Li-Zn-P ternary phase diagram created with matador, plot generated with matplotlib [@matplotlib] and python-ternary [@ternary].\label{fig:hull}

Overview of functionality

There are two ways of working with matador, either from the command-line interface (CLI) or through the Python library directly, with some features that are unique to each. The functionality of matador can be broadly split into three categories:

  1. Creation and curation of databases of the results of first-principles calculations.
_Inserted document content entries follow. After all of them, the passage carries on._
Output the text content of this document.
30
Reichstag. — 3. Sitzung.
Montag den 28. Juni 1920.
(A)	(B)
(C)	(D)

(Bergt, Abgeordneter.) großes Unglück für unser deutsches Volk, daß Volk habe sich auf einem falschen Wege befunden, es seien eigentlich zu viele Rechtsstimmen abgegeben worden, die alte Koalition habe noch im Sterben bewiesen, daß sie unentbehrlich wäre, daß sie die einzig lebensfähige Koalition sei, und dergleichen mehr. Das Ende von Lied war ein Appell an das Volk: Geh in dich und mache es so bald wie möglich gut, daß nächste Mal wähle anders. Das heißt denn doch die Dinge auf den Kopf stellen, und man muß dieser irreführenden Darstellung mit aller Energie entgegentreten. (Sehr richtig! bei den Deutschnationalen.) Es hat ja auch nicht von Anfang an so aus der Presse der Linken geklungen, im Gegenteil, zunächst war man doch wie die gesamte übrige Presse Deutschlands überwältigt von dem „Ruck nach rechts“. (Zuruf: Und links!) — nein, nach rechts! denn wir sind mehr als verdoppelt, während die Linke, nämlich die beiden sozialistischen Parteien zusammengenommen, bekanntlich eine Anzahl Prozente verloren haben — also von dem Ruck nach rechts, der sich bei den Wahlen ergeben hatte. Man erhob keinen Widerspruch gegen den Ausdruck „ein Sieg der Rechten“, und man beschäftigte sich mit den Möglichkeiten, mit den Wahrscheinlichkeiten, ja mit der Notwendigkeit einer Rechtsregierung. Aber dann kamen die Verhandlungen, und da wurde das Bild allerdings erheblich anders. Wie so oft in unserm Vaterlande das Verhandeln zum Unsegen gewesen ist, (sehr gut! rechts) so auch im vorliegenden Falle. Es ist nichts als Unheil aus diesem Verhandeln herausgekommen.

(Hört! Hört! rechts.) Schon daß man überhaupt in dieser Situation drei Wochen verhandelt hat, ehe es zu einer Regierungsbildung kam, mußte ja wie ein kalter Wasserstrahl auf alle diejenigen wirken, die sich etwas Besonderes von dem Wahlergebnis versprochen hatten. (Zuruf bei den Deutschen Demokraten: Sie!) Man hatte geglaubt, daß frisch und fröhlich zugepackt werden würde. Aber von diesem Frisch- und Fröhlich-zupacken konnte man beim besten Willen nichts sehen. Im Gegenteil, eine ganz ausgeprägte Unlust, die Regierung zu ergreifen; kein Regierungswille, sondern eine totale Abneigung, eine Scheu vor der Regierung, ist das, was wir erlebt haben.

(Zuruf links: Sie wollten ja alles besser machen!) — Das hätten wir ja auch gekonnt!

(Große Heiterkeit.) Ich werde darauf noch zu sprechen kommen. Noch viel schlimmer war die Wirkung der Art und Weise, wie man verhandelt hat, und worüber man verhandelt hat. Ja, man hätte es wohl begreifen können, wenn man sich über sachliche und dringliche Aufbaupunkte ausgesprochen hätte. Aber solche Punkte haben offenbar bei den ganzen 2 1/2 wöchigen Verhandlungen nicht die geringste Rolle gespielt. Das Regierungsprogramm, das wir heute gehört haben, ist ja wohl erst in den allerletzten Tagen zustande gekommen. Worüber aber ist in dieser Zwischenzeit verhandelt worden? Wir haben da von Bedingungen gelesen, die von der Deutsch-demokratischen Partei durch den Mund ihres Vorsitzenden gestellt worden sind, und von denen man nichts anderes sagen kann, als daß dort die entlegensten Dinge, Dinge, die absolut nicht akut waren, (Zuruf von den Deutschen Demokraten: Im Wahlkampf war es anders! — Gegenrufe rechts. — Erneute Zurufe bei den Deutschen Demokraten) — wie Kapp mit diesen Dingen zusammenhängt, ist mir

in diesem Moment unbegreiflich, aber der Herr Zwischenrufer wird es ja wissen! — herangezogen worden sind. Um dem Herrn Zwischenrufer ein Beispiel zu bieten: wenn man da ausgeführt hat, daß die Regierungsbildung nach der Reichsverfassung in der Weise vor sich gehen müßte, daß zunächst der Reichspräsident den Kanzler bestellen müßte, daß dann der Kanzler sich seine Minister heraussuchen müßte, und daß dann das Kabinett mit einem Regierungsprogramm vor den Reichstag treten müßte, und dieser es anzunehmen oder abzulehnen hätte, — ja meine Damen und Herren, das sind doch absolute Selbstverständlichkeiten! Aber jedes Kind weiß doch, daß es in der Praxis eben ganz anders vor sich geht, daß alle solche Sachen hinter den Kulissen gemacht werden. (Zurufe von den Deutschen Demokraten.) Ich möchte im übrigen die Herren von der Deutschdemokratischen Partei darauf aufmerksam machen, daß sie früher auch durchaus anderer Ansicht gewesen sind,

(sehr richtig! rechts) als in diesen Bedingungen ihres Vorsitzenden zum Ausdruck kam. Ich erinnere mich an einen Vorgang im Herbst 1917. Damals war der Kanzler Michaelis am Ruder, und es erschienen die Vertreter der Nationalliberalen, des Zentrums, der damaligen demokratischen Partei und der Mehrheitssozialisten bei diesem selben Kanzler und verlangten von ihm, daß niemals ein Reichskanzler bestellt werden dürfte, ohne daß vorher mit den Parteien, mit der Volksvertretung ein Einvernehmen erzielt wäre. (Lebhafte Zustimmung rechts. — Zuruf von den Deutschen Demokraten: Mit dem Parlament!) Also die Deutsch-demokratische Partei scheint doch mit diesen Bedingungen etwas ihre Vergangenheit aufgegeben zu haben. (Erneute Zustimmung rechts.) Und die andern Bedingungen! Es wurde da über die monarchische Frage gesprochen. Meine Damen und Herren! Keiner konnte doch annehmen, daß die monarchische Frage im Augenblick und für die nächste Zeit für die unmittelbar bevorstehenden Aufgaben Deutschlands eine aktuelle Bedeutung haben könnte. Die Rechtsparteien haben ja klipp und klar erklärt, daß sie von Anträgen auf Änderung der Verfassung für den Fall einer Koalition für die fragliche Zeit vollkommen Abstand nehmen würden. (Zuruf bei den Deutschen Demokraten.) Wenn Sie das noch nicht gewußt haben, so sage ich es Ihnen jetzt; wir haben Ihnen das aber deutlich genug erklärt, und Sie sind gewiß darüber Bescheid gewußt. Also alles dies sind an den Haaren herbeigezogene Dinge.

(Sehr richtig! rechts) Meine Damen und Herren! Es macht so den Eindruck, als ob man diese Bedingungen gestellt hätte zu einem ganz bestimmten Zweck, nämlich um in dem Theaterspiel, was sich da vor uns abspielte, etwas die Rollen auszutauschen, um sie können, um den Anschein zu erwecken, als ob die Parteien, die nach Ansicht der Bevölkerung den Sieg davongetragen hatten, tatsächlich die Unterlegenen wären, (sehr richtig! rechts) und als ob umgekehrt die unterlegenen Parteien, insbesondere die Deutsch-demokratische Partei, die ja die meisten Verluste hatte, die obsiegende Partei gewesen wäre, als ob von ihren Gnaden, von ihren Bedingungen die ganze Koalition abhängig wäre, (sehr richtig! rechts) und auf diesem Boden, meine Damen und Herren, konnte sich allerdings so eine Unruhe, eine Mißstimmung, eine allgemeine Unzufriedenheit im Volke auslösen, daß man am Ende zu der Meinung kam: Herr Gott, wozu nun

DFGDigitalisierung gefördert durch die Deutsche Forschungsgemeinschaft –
matador allows for the creation of MongoDB databases of CASTEP (6.0+) geometry optimisations from the command-line, using matador import. Only calculations that are deemed "successful", and that have fully-specified inputs are stored, with errors displayed for the rest. The resulting database can be queried with matador query, either with Python or through the powerful CLI. The results can be filtered for structural "uniqueness" and written to one of several supported file types and exported for use in other frameworks, such as ASE or pymatgen. Prototyping of structures directly from the database is achieved using matador swaps, which uses the same interface as matador query to return structure files with "swapped" elements [@NaP].

  1. High-throughput calculations and automated workflows.
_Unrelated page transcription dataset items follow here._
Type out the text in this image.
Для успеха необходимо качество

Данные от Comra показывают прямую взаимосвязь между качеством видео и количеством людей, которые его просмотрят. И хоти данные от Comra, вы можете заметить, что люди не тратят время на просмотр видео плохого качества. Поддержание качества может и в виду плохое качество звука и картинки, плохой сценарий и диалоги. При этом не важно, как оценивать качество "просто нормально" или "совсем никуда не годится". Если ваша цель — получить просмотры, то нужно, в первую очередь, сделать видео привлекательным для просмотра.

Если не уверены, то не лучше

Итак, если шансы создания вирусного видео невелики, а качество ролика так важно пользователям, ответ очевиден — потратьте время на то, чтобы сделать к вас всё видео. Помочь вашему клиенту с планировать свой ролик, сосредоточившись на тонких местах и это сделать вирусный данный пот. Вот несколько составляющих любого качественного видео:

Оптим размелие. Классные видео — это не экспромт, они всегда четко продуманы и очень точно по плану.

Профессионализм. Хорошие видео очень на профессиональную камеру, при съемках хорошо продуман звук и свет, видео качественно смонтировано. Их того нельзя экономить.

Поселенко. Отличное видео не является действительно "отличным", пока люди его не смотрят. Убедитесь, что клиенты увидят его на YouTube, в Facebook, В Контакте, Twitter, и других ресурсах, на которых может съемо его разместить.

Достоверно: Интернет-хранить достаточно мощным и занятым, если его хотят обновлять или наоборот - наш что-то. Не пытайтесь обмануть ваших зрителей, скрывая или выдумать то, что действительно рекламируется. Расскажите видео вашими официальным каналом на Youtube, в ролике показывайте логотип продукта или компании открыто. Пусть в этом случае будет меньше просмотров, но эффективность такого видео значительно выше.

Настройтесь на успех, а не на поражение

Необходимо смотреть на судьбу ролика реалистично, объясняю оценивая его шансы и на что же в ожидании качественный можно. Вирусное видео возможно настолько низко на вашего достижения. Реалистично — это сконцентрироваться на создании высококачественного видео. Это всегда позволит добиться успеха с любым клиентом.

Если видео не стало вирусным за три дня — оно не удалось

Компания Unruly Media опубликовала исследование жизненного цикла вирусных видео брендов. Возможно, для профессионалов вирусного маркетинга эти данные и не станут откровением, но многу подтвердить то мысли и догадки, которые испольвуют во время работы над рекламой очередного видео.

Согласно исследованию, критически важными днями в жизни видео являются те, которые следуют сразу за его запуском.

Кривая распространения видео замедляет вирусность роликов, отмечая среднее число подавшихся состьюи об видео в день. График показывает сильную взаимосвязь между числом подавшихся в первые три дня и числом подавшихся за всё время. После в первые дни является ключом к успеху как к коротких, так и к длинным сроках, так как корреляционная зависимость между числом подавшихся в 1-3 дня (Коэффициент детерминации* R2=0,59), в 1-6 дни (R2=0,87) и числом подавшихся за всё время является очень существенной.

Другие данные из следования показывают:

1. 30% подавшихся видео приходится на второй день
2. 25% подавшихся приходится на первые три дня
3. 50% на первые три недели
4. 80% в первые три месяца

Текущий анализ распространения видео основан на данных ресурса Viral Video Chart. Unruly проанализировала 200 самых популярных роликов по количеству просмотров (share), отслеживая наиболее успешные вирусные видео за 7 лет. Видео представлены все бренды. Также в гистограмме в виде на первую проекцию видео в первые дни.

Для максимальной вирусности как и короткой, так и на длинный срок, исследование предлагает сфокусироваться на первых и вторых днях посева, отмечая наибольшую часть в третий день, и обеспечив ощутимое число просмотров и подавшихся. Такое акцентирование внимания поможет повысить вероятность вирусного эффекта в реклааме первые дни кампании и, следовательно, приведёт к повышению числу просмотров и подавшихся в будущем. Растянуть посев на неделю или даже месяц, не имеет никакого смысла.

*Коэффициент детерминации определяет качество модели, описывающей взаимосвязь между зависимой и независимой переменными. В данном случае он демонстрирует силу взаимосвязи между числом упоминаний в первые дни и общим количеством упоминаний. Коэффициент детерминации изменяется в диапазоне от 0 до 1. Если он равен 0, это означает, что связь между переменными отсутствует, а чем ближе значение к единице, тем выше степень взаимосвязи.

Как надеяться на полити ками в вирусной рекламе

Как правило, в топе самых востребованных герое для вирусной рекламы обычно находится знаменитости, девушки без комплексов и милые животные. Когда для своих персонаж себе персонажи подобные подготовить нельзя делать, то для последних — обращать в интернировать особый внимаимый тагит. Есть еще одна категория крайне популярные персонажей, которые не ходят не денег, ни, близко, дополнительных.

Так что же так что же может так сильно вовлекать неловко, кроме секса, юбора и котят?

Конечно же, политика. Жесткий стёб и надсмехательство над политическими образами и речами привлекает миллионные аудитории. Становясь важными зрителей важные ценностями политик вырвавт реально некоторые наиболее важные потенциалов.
The run3 executable bundled with matador allows for high-throughput calculations to be performed with little setup and no programming knowledge. Specialised support for CASTEP and the post-processing tool OptaDOS [@optados; @optados2] is provided to perform high-throughput geometry optimisations, orbital-projected band structures and densities of states, phonon calculations and elastic properties, however run3 can also be used to run generic MPI programs concurrently on a set of structures. Sensible defaults for these workflows are provided by leveraging the open-source SeeK-path [@seekpath] and spglib [@spglib] libraries. The bundled dispersion script and associated library functionality allows for the creation of publication-quality spectral and vibrational property plots, in a similar fashion to the sumo package [@sumo]. The matador.compute module behind run3 also powers the ilustrado genetic algorithm code [@ilustrado].

  1. Stability and structural analysis (with an emphasis on battery materials).
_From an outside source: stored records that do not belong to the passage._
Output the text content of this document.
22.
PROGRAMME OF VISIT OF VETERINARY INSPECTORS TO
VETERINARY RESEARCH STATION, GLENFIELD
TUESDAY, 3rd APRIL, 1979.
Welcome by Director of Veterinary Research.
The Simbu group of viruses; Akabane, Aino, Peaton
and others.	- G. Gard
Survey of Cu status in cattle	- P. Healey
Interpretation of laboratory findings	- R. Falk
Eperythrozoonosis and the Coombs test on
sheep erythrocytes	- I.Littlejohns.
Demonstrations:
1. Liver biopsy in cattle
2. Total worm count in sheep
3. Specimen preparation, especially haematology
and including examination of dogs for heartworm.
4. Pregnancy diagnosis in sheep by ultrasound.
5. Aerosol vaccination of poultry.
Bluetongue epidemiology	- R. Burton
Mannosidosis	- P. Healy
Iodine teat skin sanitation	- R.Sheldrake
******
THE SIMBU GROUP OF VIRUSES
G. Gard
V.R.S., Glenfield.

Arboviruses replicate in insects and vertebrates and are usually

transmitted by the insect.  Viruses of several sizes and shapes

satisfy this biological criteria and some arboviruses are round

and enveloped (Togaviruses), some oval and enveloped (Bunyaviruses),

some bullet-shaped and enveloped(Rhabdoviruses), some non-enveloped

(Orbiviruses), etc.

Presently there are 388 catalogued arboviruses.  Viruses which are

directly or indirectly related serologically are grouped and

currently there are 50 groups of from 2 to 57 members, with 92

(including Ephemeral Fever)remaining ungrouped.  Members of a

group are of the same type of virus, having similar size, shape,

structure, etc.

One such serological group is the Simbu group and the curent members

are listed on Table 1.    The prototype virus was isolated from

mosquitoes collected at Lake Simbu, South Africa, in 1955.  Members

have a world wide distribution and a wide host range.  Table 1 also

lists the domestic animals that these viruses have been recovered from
The construction of reliable compositional phase diagrams requires several independent calculations to be performed on different atomic configurations with a compatible set of external parameters. These can be generated from a database query using matador hull, which allows the user to filter between different sets of calculations, and, where relevant, matador voltage can provide the electrochemical properties of that same phase diagram. Structural fingerprints implemented include pair distribution functions, powder X-ray diffraction patterns, and periodic crystal bond graphs. As more calculations are performed, changes to phase diagrams stored in the local database can be tracked with matador hulldiff. Phase diagrams can also be constructed from multiple energy values per structure, for example to show the effects of finite temperature [@CuP], or in the specific case of ensemble-based exchange-correlation functionals like the Bayesian Error Estimate Functional (BEEF) [@beef]. An example of a ternary phase diagram is shown \autoref{fig:hull}.

Acknowledgements

We acknowledge all the contributors, users and testers of this package, primarily Angela Harper, James Darby, Jordan Dorrell and Matthew Cliffe. M.E. would like to acknowledge the EPSRC Centre for Doctoral Training in Computational Methods for Materials Science for funding under grant number EP/L015552/1. A.J.M. acknowledges funding from EPSRC (EP/P003532/1). The authors acknowledge networking support via the EPSRC Collaborative Computational Projects, CCP9 (EP/M022595/1) and CCP-NC (EP/T026642/1). Much of the development and testing was performed on the Cambridge Service for Data Driven Discovery (CSD3) operated by the University of Cambridge Research Computing Service (http://www.csd3.cam.ac.uk/), provided by Dell EMC and Intel using Tier-2 funding from the Engineering and Physical Sciences Research Council, and DiRAC funding from the Science and Technology Facilities Council (www.dirac.ac.uk).